Ballpark wise, not going to work out.
That's energy, not power. Storage will not fix this part of the equation. You need more production AND even more storage to keep the increasing peaks at bay now.

 

[Count von Schwalbe]

you can use heat pumps "300% efficient" in the calculations

I always use 260%, myself. Most heating COP values I see on datasheets are in that range.

how much more power generation does the grid needs to replace all of those current fuels that are burned on-site to get heat or other things done?

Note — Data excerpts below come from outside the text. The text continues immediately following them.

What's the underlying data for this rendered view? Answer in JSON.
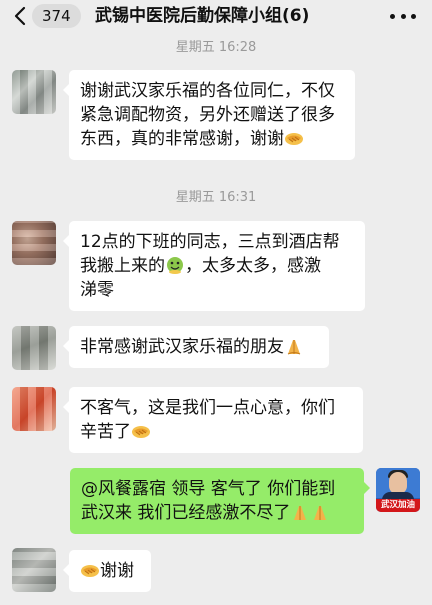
{
  "header": {
    "unread_count": "374",
    "title": "武锡中医院后勤保障小组(6)"
  },
  "colors": {
    "background": "#ededed",
    "bubble_incoming": "#ffffff",
    "bubble_outgoing": "#95ec69",
    "timestamp": "#9a9a9a"
  },
  "timestamps": [
    "星期五 16:28",
    "星期五 16:31"
  ],
  "messages": [
    {
      "side": "left",
      "lines": [
        "谢谢武汉家乐福的各位同仁，不仅",
        "紧急调配物资，另外还赠送了很多",
        "东西，真的非常感谢，谢谢"
      ],
      "emoji": "handshake"
    },
    {
      "side": "left",
      "lines": [
        "12点的下班的同志，三点到酒店帮",
        "我搬上来的",
        "，太多太多，感激",
        "涕零"
      ],
      "emoji": "face"
    },
    {
      "side": "left",
      "lines": [
        "非常感谢武汉家乐福的朋友"
      ],
      "emoji": "pray"
    },
    {
      "side": "left",
      "lines": [
        "不客气，这是我们一点心意，你们",
        "辛苦了"
      ],
      "emoji": "handshake"
    },
    {
      "side": "right",
      "lines": [
        "@风餐露宿 领导 客气了 你们能到",
        "武汉来 我们已经感激不尽了"
      ],
      "emoji": "pray-pray"
    },
    {
      "side": "left",
      "lines": [
        "谢谢"
      ],
      "emoji": "handshake"
    }
  ],
  "self_avatar_label": "武汉加油"
}
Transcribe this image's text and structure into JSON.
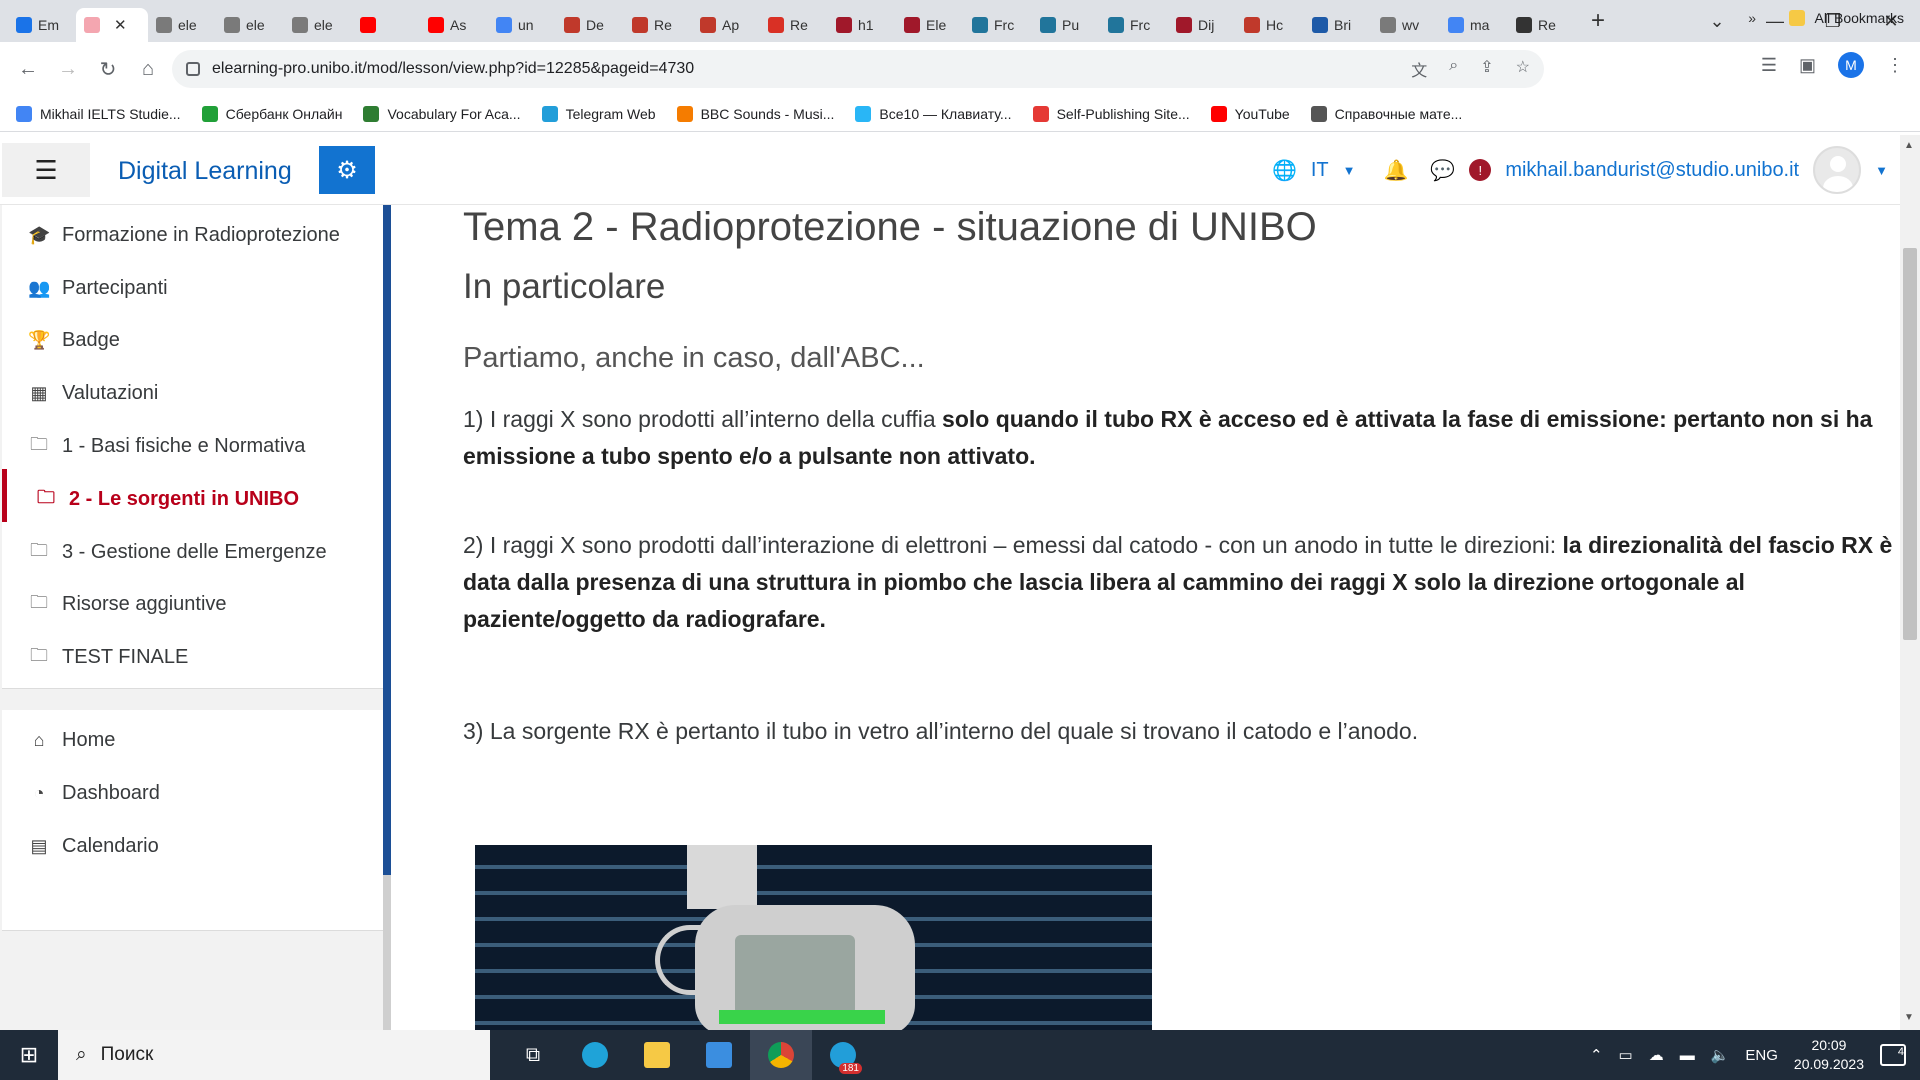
{
  "browser": {
    "tabs": [
      {
        "label": "Em",
        "color": "#1a73e8"
      },
      {
        "label": "",
        "color": "#f4a6b0",
        "active": true
      },
      {
        "label": "ele",
        "color": "#7a7a7a"
      },
      {
        "label": "ele",
        "color": "#7a7a7a"
      },
      {
        "label": "ele",
        "color": "#7a7a7a"
      },
      {
        "label": "",
        "color": "#ff0000"
      },
      {
        "label": "As",
        "color": "#ff0000"
      },
      {
        "label": "un",
        "color": "#4285f4"
      },
      {
        "label": "De",
        "color": "#c0392b"
      },
      {
        "label": "Re",
        "color": "#c0392b"
      },
      {
        "label": "Ap",
        "color": "#c0392b"
      },
      {
        "label": "Re",
        "color": "#d93025"
      },
      {
        "label": "h1",
        "color": "#a0182a"
      },
      {
        "label": "Ele",
        "color": "#a0182a"
      },
      {
        "label": "Frc",
        "color": "#21759b"
      },
      {
        "label": "Pu",
        "color": "#21759b"
      },
      {
        "label": "Frc",
        "color": "#21759b"
      },
      {
        "label": "Dij",
        "color": "#a0182a"
      },
      {
        "label": "Hc",
        "color": "#c0392b"
      },
      {
        "label": "Bri",
        "color": "#1e5aa8"
      },
      {
        "label": "wv",
        "color": "#7a7a7a"
      },
      {
        "label": "ma",
        "color": "#4285f4"
      },
      {
        "label": "Re",
        "color": "#333333"
      }
    ],
    "close_glyph": "✕",
    "new_tab_glyph": "+",
    "url": "elearning-pro.unibo.it/mod/lesson/view.php?id=12285&pageid=4730",
    "profile_initial": "M",
    "bookmarks": [
      {
        "label": "Mikhail IELTS Studie...",
        "color": "#4285f4"
      },
      {
        "label": "Сбербанк Онлайн",
        "color": "#21a038"
      },
      {
        "label": "Vocabulary For Aca...",
        "color": "#2e7d32"
      },
      {
        "label": "Telegram Web",
        "color": "#229ed9"
      },
      {
        "label": "BBC Sounds - Musi...",
        "color": "#f57c00"
      },
      {
        "label": "Все10 — Клавиату...",
        "color": "#29b6f6"
      },
      {
        "label": "Self-Publishing Site...",
        "color": "#e53935"
      },
      {
        "label": "YouTube",
        "color": "#ff0000"
      },
      {
        "label": "Справочные мате...",
        "color": "#555555"
      }
    ],
    "bookmarks_more": "»",
    "all_bookmarks": "All Bookmarks"
  },
  "navbar": {
    "brand": "Digital Learning",
    "lang": "IT",
    "user_email": "mikhail.bandurist@studio.unibo.it"
  },
  "sidebar": {
    "items": [
      {
        "label": "Formazione in Radioprotezione",
        "icon": "graduation-cap-icon",
        "glyph": "🎓"
      },
      {
        "label": "Partecipanti",
        "icon": "users-icon",
        "glyph": "👥"
      },
      {
        "label": "Badge",
        "icon": "trophy-icon",
        "glyph": "🏆"
      },
      {
        "label": "Valutazioni",
        "icon": "table-icon",
        "glyph": "▦"
      },
      {
        "label": "1 - Basi fisiche e Normativa",
        "icon": "folder-icon",
        "glyph": "🗀"
      },
      {
        "label": "2 - Le sorgenti in UNIBO",
        "icon": "folder-icon",
        "glyph": "🗀",
        "active": true
      },
      {
        "label": "3 - Gestione delle Emergenze",
        "icon": "folder-icon",
        "glyph": "🗀"
      },
      {
        "label": "Risorse aggiuntive",
        "icon": "folder-icon",
        "glyph": "🗀"
      },
      {
        "label": "TEST FINALE",
        "icon": "folder-icon",
        "glyph": "🗀"
      }
    ],
    "items2": [
      {
        "label": "Home",
        "icon": "home-icon",
        "glyph": "⌂"
      },
      {
        "label": "Dashboard",
        "icon": "dashboard-icon",
        "glyph": "◔"
      },
      {
        "label": "Calendario",
        "icon": "calendar-icon",
        "glyph": "▤"
      }
    ]
  },
  "content": {
    "title": "Tema 2 - Radioprotezione - situazione di UNIBO",
    "subtitle": "In particolare",
    "lead": "Partiamo, anche in caso, dall'ABC...",
    "p1_plain": "1) I raggi X sono prodotti all’interno della cuffia ",
    "p1_bold": "solo quando il tubo RX è acceso ed è attivata la fase di emissione: pertanto non si ha emissione a tubo spento e/o a pulsante non attivato.",
    "p2_plain": "2) I raggi X sono prodotti dall’interazione di elettroni – emessi dal catodo - con un anodo in tutte le direzioni: ",
    "p2_bold": "la direzionalità del fascio RX è data dalla presenza di una struttura in piombo che lascia libera al cammino dei raggi X solo la direzione ortogonale al paziente/oggetto da radiografare.",
    "p3": "3) La sorgente RX è pertanto il tubo in vetro all’interno del quale si trovano il catodo e l’anodo."
  },
  "taskbar": {
    "search_placeholder": "Поиск",
    "lang": "ENG",
    "time": "20:09",
    "date": "20.09.2023",
    "telegram_badge": "181",
    "notifications": "4"
  }
}
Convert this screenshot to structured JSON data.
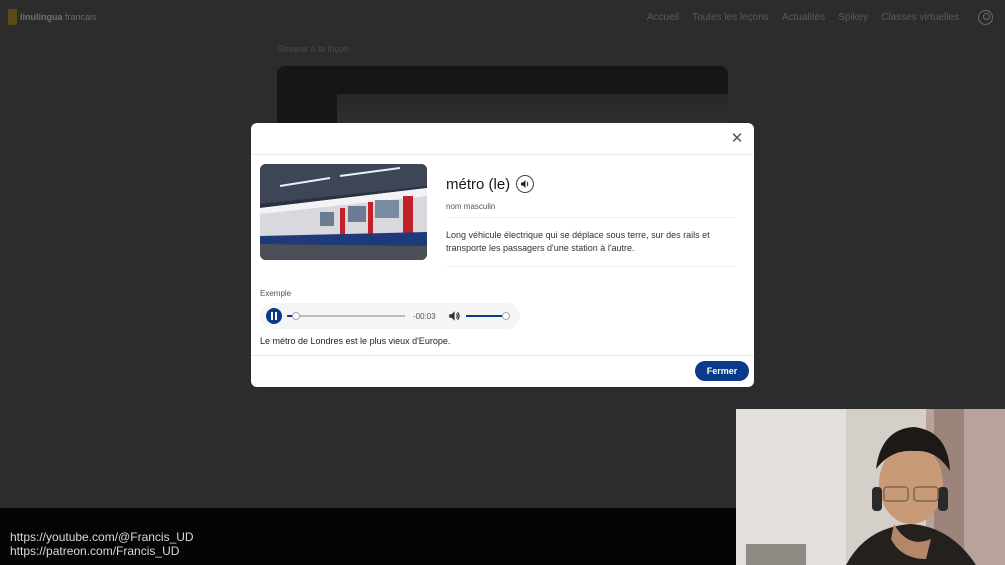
{
  "brand": {
    "logo_name": "linulingua",
    "logo_suffix": "francais"
  },
  "nav": {
    "items": [
      {
        "label": "Accueil"
      },
      {
        "label": "Toutes les leçons"
      },
      {
        "label": "Actualités"
      },
      {
        "label": "Spikey"
      },
      {
        "label": "Classes virtuelles"
      }
    ]
  },
  "page": {
    "back_link": "Revenir à la leçon"
  },
  "modal": {
    "word": "métro (le)",
    "grammar": "nom masculin",
    "definition": "Long véhicule électrique qui se déplace sous terre, sur des rails et transporte les passagers d'une station à l'autre.",
    "example_label": "Exemple",
    "example_sentence": "Le métro de Londres est le plus vieux d'Europe.",
    "close_button": "Fermer",
    "player": {
      "time_remaining": "-00:03",
      "progress": 0.08,
      "volume": 0.9,
      "state": "playing"
    }
  },
  "overlay": {
    "youtube": "https://youtube.com/@Francis_UD",
    "patreon": "https://patreon.com/Francis_UD"
  },
  "colors": {
    "accent": "#0b3a8a",
    "backdrop": "#2c2c2c"
  }
}
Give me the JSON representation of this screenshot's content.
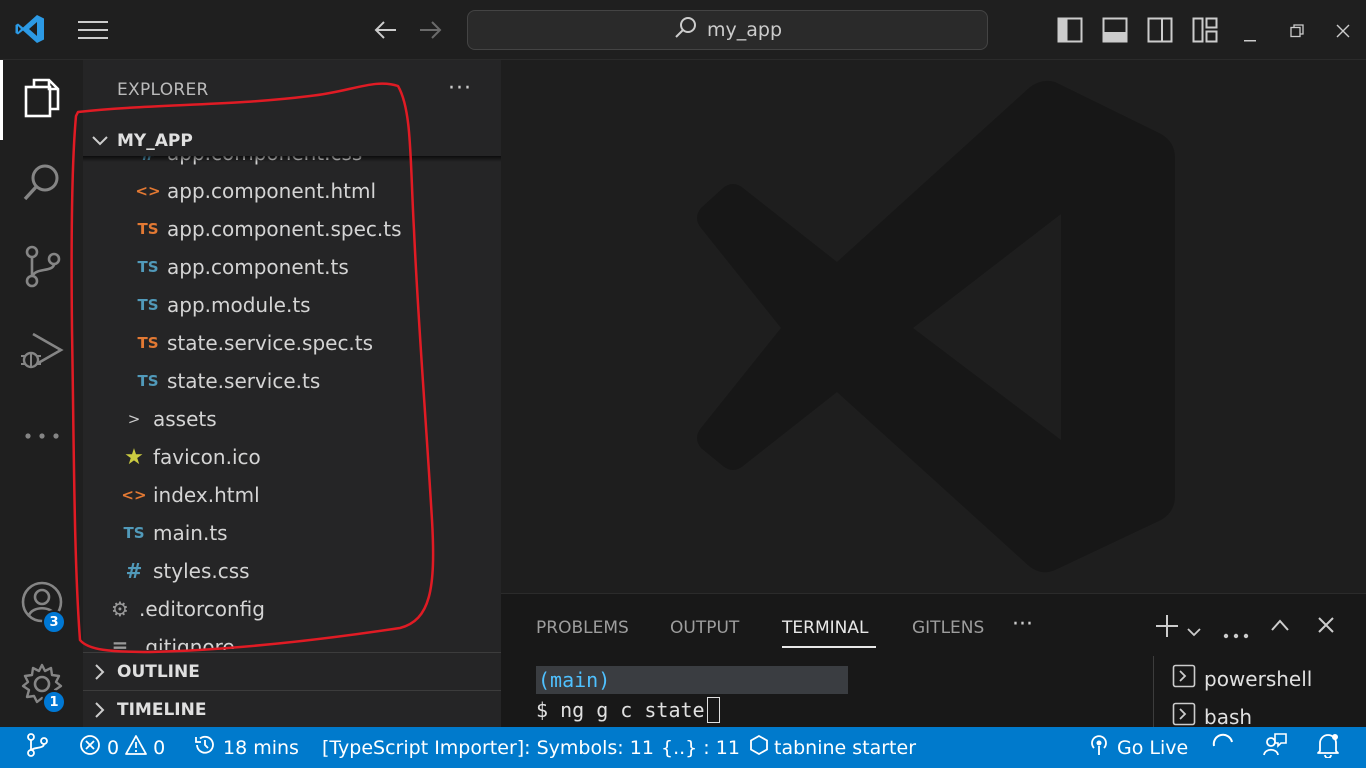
{
  "titlebar": {
    "search_text": "my_app"
  },
  "activity": {
    "accounts_badge": "3",
    "manage_badge": "1"
  },
  "sidebar": {
    "title": "EXPLORER",
    "more": "···",
    "project": "MY_APP",
    "tree": [
      {
        "name": "app.component.css",
        "icon": "#",
        "kind": "css-blue",
        "indent": 1,
        "clipped": true
      },
      {
        "name": "app.component.html",
        "icon": "<>",
        "kind": "html-orange",
        "indent": 1
      },
      {
        "name": "app.component.spec.ts",
        "icon": "TS",
        "kind": "ts-orange",
        "indent": 1
      },
      {
        "name": "app.component.ts",
        "icon": "TS",
        "kind": "ts-blue",
        "indent": 1
      },
      {
        "name": "app.module.ts",
        "icon": "TS",
        "kind": "ts-blue",
        "indent": 1
      },
      {
        "name": "state.service.spec.ts",
        "icon": "TS",
        "kind": "ts-orange",
        "indent": 1
      },
      {
        "name": "state.service.ts",
        "icon": "TS",
        "kind": "ts-blue",
        "indent": 1
      },
      {
        "name": "assets",
        "icon": ">",
        "kind": "folder",
        "indent": 0
      },
      {
        "name": "favicon.ico",
        "icon": "★",
        "kind": "star",
        "indent": 0
      },
      {
        "name": "index.html",
        "icon": "<>",
        "kind": "html-orange",
        "indent": 0
      },
      {
        "name": "main.ts",
        "icon": "TS",
        "kind": "ts-blue",
        "indent": 0
      },
      {
        "name": "styles.css",
        "icon": "#",
        "kind": "css-blue",
        "indent": 0
      },
      {
        "name": ".editorconfig",
        "icon": "⚙",
        "kind": "gear",
        "indent": -1
      },
      {
        "name": ".gitignore",
        "icon": "≡",
        "kind": "lines",
        "indent": -1
      }
    ],
    "outline": "OUTLINE",
    "timeline": "TIMELINE"
  },
  "panel": {
    "tabs": [
      "PROBLEMS",
      "OUTPUT",
      "TERMINAL",
      "GITLENS"
    ],
    "active_tab": "TERMINAL",
    "more": "···",
    "terminal": {
      "line1": "(main)",
      "prompt": "$ ng g c state"
    },
    "terminals": [
      "powershell",
      "bash"
    ]
  },
  "status": {
    "errors": "0",
    "warnings": "0",
    "time": "18 mins",
    "importer": "[TypeScript Importer]: Symbols: 11",
    "braces": "{..} : 11",
    "tabnine": "tabnine starter",
    "golive": "Go Live"
  },
  "colors": {
    "accent": "#007acc",
    "annotation": "#e01b24"
  }
}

Our local energy producer (not utility) is TVA. They have a big electrification of heating push on, but they wouldn't be able to handle the increased load if everyone's heating went electric right now.

 

[Waldorf]

@Endymio
lots of assumptions on your part.
i have lived in multiple eurpean countries, mainly germany, so no, its not because of multi dwellings etc, and southern countries have oeak consumption in the evening becauze the usually dont work a few hours during the day, thus work/return home/eat late, no other reason.

never said anything about moving power needlessly too far, ignoring its again a problem with the US, not commo for others.

@Pawelr98
in recent years solar panels gotten a lot better, depending on use/cost taken i to account, iirc gains were around 50% vs previous.

 

[Endymio]

reserves are important as the multi-year drought in the US Southwest showed - Hoover dam kept the Colorado river flowing...

That brings a point that most today don't realize. From 1890 to 1970, the US built some 85,000 dams: essentially all of them primarily for flood control and irrigation, with power generation a secondary benefit. But since then, dam-building has been negative, with more removed than added. It's a non-reported, but still important factor in the flooding and water shortages of today.

I hear that some designs of Gen 4 reactors can load balance pretty well, in addition to the improvements in safety. One of them claims a 60% turndown in 12 minutes. Could be useful to balance out uneven solar loads.

The other problem with using nuclear to balance wind and solar is that nuclear's fuel costs are trivial: something like $.007 per kWh. So if you have the nuclear plant already, rather than run it at low loads to balance solar, it costs almost nothing more to run it full time, and skip the cost of the solar farm entirely: Nuclear-Costs-in-Context-2021.pdf (nei.org)

lots of assumptions on your part.
i have lived in multiple eurpean countries, mainly germany, so no, its not because of multi dwellings etc...

It's basic physics, not an "assumption". Smaller homes use less energy, and homes that share walls use less as well.

Germany.
Average dwelling size: 1,470 sq. ft.
% multi-family dwellings: 55%

USA:
Average dwelling size: 2,480 sq. ft.
% multi-family dwellings: 28%

...and southern countries have oeak consumption in the evening becauze the usually dont work a few hours during the day, thus work/return home/eat late, no other reason.

The "reason" doesn't matter, just the effect. When peak electric consumption doesn't align well with peak solar production, you have a serious problem. And again: it's not just southern countries. In Denmark, Poland, Germany, there is almost no sunlight at 5pm during winter.